BAGIAN LVII

40 4 2
                                    

Langkah kaki Bayu begitu bersemangat menyusuri koridor rumah sakit. Ia sudah mendapat kabar dari ayah Yasmin yang mengatakan kalau Yasmin mau menerima perjodohan dan sekaligus menerima Bayu menjadi suaminya. Hal itu begitu menggembirakan, hingga membuat Bayu begitu bersemangat siang ini untuk mendatangi rumah sakit lagi.

Tak pernah hilang garis senyum di wajahnya sejak tadi. Bahkan hingga kini garis senyum itu makin jelas terlihat di wajahnya nan tampan. Ia melangkah dengan pasti, tak sabar ingin segera sampai di kamar Lasmini. Dan semakin mendekati ruangan itu, entah mengapa ia makin deg-degan. Entah apa yang membuatnya deg-degan, ia tak tahu. Apakah karena ia belum mendengar langsung dari mulut Yasmin sendiri? Entahlah. Yang jelas, makin dekat ia makin merasa degup jantungnya makin tak karuan.

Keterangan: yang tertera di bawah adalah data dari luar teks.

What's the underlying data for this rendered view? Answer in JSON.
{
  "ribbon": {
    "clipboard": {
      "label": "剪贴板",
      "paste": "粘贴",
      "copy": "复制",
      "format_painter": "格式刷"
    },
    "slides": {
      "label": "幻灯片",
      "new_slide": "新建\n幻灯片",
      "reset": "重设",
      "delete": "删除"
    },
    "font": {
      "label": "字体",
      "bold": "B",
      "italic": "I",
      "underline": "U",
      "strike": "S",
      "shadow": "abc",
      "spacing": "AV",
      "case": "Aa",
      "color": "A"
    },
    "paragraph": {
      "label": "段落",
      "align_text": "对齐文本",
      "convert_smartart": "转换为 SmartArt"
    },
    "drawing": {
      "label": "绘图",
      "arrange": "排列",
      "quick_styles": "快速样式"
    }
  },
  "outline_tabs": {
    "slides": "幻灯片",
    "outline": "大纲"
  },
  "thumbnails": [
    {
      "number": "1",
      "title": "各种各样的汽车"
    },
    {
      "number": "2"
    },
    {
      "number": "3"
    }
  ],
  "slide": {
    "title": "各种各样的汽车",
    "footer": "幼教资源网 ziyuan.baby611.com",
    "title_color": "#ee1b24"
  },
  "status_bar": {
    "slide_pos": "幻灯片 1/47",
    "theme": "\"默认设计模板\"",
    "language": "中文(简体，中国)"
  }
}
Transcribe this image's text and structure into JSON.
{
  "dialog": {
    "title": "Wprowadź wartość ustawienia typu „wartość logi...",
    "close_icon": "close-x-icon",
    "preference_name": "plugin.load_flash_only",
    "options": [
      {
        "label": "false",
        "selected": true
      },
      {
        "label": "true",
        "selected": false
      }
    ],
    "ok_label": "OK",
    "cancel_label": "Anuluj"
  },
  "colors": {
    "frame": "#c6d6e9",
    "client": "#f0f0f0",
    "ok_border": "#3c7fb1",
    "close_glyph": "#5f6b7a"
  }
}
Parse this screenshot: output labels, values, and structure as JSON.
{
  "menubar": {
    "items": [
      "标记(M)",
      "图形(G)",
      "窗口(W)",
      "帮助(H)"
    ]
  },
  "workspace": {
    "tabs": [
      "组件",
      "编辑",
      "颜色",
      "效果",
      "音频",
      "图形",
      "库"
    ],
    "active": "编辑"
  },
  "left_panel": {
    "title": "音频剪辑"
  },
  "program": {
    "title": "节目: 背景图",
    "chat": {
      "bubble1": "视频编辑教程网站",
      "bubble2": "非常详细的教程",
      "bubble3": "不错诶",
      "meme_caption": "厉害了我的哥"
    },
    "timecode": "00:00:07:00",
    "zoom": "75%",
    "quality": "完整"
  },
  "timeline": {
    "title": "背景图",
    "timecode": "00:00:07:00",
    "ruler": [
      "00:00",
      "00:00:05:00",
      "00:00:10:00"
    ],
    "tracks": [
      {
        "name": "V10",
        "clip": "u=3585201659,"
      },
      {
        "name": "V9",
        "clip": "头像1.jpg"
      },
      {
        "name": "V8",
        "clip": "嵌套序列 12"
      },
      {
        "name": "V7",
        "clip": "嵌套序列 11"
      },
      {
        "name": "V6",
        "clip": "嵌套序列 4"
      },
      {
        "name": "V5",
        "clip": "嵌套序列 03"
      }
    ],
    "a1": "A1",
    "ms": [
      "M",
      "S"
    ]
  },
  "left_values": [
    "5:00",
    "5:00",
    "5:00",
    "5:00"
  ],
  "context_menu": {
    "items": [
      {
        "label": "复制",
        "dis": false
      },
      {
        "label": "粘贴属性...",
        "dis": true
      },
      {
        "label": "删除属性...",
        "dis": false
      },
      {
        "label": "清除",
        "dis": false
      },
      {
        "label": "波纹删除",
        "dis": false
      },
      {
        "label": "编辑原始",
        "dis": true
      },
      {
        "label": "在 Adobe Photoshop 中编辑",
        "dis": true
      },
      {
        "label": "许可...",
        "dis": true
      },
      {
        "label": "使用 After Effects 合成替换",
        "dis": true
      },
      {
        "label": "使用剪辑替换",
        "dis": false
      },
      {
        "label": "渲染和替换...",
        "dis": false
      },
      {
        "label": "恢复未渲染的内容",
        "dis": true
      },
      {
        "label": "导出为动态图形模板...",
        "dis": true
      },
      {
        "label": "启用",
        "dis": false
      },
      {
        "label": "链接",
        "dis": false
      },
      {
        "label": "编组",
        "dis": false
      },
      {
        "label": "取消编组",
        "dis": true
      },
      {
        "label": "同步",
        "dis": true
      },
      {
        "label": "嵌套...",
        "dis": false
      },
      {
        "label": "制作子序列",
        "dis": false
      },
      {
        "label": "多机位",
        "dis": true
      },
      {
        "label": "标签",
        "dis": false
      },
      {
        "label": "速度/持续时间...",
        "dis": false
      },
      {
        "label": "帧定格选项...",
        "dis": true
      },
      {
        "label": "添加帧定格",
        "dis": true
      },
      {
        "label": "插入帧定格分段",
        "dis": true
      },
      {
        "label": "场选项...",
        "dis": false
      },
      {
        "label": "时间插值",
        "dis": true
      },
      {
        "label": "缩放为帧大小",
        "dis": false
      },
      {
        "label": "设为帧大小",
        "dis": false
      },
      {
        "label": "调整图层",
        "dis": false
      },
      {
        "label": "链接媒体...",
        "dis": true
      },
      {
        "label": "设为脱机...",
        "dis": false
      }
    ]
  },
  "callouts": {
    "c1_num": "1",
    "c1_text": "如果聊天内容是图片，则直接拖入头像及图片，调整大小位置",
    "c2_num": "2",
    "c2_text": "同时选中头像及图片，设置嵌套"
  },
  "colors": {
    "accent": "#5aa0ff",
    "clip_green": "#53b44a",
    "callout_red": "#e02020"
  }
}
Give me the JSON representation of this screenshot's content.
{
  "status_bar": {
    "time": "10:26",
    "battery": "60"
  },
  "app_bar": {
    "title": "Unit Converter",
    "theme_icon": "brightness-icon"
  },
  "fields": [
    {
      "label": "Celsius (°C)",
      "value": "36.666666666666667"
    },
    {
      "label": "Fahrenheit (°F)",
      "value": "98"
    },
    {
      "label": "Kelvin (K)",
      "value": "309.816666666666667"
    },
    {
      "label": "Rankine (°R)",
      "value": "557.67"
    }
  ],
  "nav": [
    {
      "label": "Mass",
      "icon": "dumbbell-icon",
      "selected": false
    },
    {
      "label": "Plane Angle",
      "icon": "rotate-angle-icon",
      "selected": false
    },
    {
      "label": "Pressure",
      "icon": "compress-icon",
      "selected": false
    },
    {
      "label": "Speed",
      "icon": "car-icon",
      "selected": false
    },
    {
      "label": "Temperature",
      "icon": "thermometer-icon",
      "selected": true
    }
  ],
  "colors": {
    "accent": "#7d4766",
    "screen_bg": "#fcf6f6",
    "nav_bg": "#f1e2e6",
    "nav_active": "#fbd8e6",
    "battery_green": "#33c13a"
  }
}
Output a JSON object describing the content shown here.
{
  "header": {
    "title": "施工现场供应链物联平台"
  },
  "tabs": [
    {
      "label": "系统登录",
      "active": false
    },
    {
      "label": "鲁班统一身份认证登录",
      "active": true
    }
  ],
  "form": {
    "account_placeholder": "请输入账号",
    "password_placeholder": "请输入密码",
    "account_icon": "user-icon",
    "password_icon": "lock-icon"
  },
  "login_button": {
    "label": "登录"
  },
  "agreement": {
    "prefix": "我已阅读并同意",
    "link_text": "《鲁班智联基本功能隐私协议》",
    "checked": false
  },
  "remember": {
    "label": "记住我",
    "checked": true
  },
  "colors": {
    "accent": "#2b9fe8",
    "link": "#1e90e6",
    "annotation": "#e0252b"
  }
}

Begitu tiba di depan pintu, ia mengintip sekilas. Ia melihat di dalam ruangan itu ada Yasmin dan juga ayahnya tengah berbincang-bincang dengan Lasmini sepertinya. Tanpa buang-buang waktu lagi, Bayu langsung membuka pintu dan melangkah masuk. Ia harus meminta permisi kepada orang-orang sesama penghuni rumah sakit agar bisa tiba di ranjang Lasmini.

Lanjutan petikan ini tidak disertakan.